Je ne distingue que sa bouche, mais sa moue boudeuse est suffisamment explicite pour ne pas avoir envie de la contredire. Je ne peux cependant pas me résoudre à confirmer, car je ne souhaite pas lui mentir. Putain, c'est évident que je passerai ma vie à lui montrer que je l'aime.

*

Elle éclate de rire tout en enfournant un mini-beignet dans sa bouche. Ses lèvres sont saupoudrées de sucre glace, ses doigts jouent avec Little Hurricane et elle écoute attentivement le cours magistral que je lui assène sur l'édition. J'ai parfois l'impression qu'elle se fout de moi, en réalité, j'en suis certain, mais je préfère mille fois la voir s'amuser ainsi, plutôt que pleurer dans mes bras comme tout à l'heure. Pourtant, l'émotion qui nous a assaillis est toujours là. Nos regards sont différents, à moins que je ne les interprète autrement. Et voilà qu'elle lèche ses doigts. Elle le fait exprès, ce n'est pas possible ! Pourvu qu'elle n'arrête jamais.

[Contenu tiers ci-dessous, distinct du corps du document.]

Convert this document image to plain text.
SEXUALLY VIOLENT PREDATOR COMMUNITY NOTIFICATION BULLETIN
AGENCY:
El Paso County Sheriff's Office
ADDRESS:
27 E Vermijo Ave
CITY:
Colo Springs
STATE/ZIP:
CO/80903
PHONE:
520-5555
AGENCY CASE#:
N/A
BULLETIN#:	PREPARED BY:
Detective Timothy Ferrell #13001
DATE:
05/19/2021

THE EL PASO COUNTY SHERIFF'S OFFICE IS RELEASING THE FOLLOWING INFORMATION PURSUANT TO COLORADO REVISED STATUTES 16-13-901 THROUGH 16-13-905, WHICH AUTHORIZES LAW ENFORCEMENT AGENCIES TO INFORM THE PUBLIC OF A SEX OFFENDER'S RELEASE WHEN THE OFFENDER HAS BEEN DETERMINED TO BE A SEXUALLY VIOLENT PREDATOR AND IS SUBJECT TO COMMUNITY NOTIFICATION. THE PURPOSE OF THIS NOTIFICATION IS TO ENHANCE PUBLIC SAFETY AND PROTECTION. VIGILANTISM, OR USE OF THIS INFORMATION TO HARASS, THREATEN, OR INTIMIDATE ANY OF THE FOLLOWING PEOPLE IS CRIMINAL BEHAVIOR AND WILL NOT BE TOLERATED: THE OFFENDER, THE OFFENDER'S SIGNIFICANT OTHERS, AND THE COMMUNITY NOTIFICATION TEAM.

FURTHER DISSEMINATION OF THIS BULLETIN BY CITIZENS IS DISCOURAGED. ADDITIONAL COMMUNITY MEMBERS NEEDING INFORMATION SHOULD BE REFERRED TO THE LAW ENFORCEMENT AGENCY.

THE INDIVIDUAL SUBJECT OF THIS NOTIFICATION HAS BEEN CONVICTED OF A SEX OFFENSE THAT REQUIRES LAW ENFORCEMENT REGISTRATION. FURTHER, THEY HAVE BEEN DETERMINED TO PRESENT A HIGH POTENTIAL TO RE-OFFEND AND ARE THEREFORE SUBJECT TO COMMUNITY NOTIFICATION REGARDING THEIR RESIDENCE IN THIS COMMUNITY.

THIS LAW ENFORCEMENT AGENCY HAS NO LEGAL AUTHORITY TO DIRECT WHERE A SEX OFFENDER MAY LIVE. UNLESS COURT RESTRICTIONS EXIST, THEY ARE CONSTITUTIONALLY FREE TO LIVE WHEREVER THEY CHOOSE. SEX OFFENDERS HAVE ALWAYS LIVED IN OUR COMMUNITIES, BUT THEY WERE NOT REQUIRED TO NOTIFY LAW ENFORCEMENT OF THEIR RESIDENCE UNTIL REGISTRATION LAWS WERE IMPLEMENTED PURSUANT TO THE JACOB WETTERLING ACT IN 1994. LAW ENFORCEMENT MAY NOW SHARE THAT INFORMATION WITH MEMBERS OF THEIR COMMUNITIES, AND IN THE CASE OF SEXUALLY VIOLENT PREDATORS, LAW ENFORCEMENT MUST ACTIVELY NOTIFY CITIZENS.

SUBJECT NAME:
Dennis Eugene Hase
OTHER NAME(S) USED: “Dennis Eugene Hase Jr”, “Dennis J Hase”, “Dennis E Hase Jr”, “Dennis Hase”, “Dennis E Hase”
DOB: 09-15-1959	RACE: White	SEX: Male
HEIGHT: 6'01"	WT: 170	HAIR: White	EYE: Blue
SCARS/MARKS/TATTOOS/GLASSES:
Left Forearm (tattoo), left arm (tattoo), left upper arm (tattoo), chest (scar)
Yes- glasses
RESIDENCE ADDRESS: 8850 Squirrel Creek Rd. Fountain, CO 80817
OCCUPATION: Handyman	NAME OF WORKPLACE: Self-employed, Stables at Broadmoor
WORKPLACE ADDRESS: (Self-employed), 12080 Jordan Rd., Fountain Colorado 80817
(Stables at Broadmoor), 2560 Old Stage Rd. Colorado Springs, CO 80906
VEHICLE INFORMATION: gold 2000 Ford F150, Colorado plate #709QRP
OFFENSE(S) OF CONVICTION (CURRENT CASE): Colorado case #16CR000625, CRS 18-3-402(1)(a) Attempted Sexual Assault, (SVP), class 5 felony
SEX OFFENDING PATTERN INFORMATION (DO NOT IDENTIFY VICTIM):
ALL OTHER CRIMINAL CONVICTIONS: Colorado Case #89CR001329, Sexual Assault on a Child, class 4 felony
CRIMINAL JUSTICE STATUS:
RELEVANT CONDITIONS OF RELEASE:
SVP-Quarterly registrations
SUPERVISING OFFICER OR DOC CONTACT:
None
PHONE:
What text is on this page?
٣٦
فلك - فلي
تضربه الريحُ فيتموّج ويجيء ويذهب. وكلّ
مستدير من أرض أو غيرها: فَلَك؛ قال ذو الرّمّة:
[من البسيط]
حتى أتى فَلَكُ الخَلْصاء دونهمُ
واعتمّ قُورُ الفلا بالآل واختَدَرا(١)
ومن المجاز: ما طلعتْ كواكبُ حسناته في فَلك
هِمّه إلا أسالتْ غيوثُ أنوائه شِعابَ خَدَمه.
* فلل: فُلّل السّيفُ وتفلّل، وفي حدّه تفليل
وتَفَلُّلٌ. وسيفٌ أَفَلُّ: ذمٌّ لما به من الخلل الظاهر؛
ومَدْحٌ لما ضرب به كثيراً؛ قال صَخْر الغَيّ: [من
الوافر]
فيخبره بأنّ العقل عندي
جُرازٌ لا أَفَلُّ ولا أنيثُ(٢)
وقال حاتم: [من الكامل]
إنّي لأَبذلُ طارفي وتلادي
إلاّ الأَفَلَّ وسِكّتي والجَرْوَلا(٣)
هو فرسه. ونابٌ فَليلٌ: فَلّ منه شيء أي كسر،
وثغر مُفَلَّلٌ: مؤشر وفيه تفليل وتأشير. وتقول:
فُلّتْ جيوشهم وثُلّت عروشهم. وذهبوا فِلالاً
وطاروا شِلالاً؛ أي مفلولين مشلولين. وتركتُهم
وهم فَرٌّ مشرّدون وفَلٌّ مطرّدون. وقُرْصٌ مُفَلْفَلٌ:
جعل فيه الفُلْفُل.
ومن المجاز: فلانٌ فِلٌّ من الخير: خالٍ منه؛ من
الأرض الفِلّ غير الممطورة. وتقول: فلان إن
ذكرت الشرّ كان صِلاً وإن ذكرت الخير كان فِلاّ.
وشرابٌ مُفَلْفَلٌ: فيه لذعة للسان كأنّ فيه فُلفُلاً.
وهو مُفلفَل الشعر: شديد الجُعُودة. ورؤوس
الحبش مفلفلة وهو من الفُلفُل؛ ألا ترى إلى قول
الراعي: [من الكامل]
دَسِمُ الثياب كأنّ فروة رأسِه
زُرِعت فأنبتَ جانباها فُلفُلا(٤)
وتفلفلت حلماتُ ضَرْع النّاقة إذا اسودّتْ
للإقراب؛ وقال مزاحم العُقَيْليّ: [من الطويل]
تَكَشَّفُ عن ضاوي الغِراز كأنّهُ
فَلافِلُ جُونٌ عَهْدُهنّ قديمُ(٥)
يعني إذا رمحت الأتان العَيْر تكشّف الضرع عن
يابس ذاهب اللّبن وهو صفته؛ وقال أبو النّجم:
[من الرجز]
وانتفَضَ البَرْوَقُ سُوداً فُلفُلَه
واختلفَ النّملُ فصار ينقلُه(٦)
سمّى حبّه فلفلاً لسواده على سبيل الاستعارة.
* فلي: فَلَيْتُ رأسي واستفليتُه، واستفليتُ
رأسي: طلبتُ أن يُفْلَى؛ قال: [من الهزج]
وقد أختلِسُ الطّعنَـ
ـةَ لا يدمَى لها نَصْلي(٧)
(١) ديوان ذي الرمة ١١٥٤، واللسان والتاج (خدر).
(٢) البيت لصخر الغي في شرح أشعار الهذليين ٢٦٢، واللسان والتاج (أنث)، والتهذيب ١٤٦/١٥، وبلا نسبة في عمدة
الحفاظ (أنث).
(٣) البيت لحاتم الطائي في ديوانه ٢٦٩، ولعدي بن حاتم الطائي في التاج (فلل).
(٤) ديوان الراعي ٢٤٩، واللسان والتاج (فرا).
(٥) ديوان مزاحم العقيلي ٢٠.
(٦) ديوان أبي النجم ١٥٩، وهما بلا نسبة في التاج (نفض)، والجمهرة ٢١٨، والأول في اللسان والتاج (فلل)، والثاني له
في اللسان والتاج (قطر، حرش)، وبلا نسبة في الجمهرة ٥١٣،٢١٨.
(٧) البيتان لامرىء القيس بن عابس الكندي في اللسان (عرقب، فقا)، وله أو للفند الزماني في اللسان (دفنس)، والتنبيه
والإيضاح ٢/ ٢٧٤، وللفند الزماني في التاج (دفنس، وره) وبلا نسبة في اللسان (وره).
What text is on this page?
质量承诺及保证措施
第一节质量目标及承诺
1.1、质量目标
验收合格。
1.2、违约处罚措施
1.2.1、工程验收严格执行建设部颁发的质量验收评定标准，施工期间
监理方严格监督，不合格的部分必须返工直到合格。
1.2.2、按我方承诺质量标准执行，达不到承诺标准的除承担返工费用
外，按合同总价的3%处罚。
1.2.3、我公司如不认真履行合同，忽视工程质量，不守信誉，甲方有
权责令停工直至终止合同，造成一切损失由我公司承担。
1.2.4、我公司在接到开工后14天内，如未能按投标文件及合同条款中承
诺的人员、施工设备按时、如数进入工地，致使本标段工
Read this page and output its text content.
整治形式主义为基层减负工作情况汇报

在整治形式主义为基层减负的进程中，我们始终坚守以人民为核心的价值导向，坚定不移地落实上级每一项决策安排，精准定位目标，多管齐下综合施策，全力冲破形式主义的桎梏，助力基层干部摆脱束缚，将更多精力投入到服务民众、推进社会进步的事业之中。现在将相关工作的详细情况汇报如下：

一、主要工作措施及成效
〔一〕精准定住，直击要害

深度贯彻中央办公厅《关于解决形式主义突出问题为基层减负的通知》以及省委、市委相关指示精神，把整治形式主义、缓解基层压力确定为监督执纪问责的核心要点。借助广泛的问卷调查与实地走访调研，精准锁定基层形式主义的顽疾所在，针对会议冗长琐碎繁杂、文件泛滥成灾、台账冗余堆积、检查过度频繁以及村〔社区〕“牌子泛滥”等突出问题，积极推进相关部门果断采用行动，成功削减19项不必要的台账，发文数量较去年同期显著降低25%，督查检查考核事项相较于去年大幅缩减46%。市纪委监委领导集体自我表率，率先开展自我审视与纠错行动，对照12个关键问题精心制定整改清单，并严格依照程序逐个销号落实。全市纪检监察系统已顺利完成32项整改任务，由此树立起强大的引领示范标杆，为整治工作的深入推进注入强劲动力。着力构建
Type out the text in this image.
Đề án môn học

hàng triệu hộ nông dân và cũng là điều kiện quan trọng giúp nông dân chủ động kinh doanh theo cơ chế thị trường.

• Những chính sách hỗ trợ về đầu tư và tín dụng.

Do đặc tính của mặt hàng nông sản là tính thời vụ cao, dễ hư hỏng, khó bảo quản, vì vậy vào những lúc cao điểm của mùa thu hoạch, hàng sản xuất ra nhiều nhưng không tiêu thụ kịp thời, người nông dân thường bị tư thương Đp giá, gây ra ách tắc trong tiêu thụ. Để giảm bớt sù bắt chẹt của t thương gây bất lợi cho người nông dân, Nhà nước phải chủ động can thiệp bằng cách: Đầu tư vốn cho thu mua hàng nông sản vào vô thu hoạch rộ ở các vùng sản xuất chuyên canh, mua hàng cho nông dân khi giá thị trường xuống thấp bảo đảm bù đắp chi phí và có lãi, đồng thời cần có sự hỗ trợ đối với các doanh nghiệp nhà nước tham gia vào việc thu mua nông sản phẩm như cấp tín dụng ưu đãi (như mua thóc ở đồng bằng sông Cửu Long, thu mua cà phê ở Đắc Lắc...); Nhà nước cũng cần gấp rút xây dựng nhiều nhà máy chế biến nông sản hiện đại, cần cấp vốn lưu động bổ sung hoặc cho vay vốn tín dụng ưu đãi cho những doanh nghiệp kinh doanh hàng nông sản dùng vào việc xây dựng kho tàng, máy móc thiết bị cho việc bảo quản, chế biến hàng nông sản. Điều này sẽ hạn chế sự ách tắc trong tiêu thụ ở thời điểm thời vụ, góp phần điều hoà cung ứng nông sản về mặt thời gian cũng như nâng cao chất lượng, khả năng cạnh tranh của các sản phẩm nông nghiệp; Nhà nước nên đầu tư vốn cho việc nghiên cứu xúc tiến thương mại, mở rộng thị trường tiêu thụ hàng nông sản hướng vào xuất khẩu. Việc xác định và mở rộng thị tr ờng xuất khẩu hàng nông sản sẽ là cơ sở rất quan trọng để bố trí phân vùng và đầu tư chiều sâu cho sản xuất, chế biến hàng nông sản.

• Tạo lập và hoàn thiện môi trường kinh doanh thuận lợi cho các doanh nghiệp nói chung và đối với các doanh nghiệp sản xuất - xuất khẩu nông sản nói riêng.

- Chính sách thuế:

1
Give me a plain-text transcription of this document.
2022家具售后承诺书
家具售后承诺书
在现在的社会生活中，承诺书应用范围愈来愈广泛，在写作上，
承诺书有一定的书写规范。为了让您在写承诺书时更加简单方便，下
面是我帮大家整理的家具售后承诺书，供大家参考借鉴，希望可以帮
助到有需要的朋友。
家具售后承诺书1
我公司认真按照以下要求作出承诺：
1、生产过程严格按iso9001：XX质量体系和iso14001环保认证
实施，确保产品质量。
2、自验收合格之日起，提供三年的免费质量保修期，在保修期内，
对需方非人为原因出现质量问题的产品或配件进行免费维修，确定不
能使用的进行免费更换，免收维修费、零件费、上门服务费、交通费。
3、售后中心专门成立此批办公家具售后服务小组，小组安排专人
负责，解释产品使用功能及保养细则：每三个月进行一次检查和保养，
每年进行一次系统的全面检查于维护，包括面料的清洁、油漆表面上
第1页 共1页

— Lake Evans, tes idées ont besoin d'un ouragan.

Inutile de me le répéter ni même qu'elle étaye ses propos, je goûte déjà ses lèvres avec gourmandise. Mon équilibre est plus que précaire, car Alma a souhaité travailler sur les poufs qu'elle a noyés de livres, et qu'une table basse bancale nous sépare.

— Hum, hum !

Un raclement de gorge, un sursaut et je m'écroule sur elle.

— Tu m'as fait peur ! râle Alma en me repoussant.

Je roule sur le dos et ma tête heurte l'unique endroit dépourvu de tapis moelleux. Un rire chaud, d'une couleur semblable au bruitage précédent, nous enveloppe. Will. Puis un rugissement bizarre, datant sûrement de l'époque préhistorique, domine le tout. Et voilà, Riley !

— Ils ont passé dix ans à se fuir, commence Will.

— Tu crois qu'ils vont passer dix ans à se bécoter ? ajoute Riley.

— La question est : sont-ils capables de faire une pause de plus de dix minutes, pour dîner avec nous ?

— Non, la véritable interrogation est plutôt de savoir si nous en avons envie, réplique Alma.